Various drugs with effects on the central nervous system are known to increase the risk of falls and thereby the fracture risk (eg, hypnotics, antidepressants, or antipsychotics). The risk is particularly high in the early phase of a therapy when patients have not yet adapted to centrally suppressing effects that may alter coordination and perception. The findings in our analysis are consistent with previous reports on fracture risks associated with use of centrally acting drugs.^33- 34 We also found a slightly decreased fracture risk associated with current use of statins, but not with other lipid-lowering drugs, as shown in a recent meta-analysis.³⁵ We found no evidence for an altered fracture risk for users of calcium channel blockers, while there was some suggestion of a possibly decreased fracture risk associated with longer-term use of ACE inhibitors. Of interest, in an open prospective study including 134 patients with low to moderate hypertension and stable bone mineral density, calcium and 25-hydroxyvitamin D plasma levels were both increased in patients treated with the ACE inhibitor quinapril, and calcium levels were increased in a group treated with the combination of quinapril and hydrochlorothiazide.³⁶

We were unable to evaluate the association of physical activity, diet, or socioeconomic status with fracture risk because this information is not available in the GPRD on an individual patient level. Additionally, although fracture diagnoses have been validated in previous studies and more than 96% of diagnosed vertebral fractures were confirmed radiographically,¹⁹ likely not all vertebral fractures are captured in the GPRD because a certain proportion of vertebral fractures are asymptomatic and remain undetected. Moreover, the number of vertebral fractures in this study was too low for a meaningful interpretation.

Furthermore, we cannot exclude with certainty that unknown risk factors may have biased or confounded our analysis. However, we controlled the analysis for a variety of medical conditions such as renal failure, hyperthyroidism, hyperparathyroidism, malnutrition, malabsorption, or diabetes mellitus. Adjusting the analysis for these diseases left the results virtually unchanged, and we decided to not include them into the final model.

We also adjusted for drugs known to be associated with altered fracture risks such as benzodiazepines, antipsychotics, antidepressants, antiepileptics, statins, corticosteroids, and estrogens. Even though these covariates did not confound the main association of interest, we included these drugs in the final model because they were independently associated with altered fracture risks.
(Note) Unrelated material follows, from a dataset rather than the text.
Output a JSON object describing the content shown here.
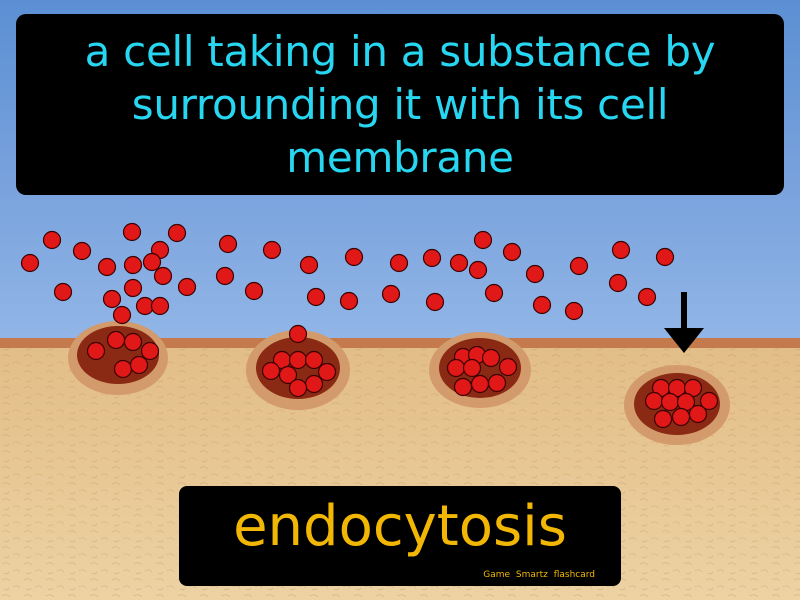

We also adjusted the final model for number of practice visits prior to the index date to have a crude marker for general health status in the model, and we controlled for smoking status and BMI. Smoking history was unavailable for 15% and BMI for 30% of study patients; however, the association between use of β-blockers and fracture risk was virtually identical in an analysis restricted to patients with known values for both BMI and smoking status and in the entire data set.

In summary, the present large case-control analysis provides evidence that use of β-blockers—alone or in combination with thiazide diuretics—is associated with a significantly decreased fracture risk. The association in long-term users was weaker in women than in men in the current study population. Although additional observational studies and controlled trials are needed to confirm these potentially important findings, many elderly patients with hypertension are at risk of developing osteoporosis, and they may potentially profit from positive effects of the relatively inexpensive β-blockers and thiazide diuretics on fracture risk.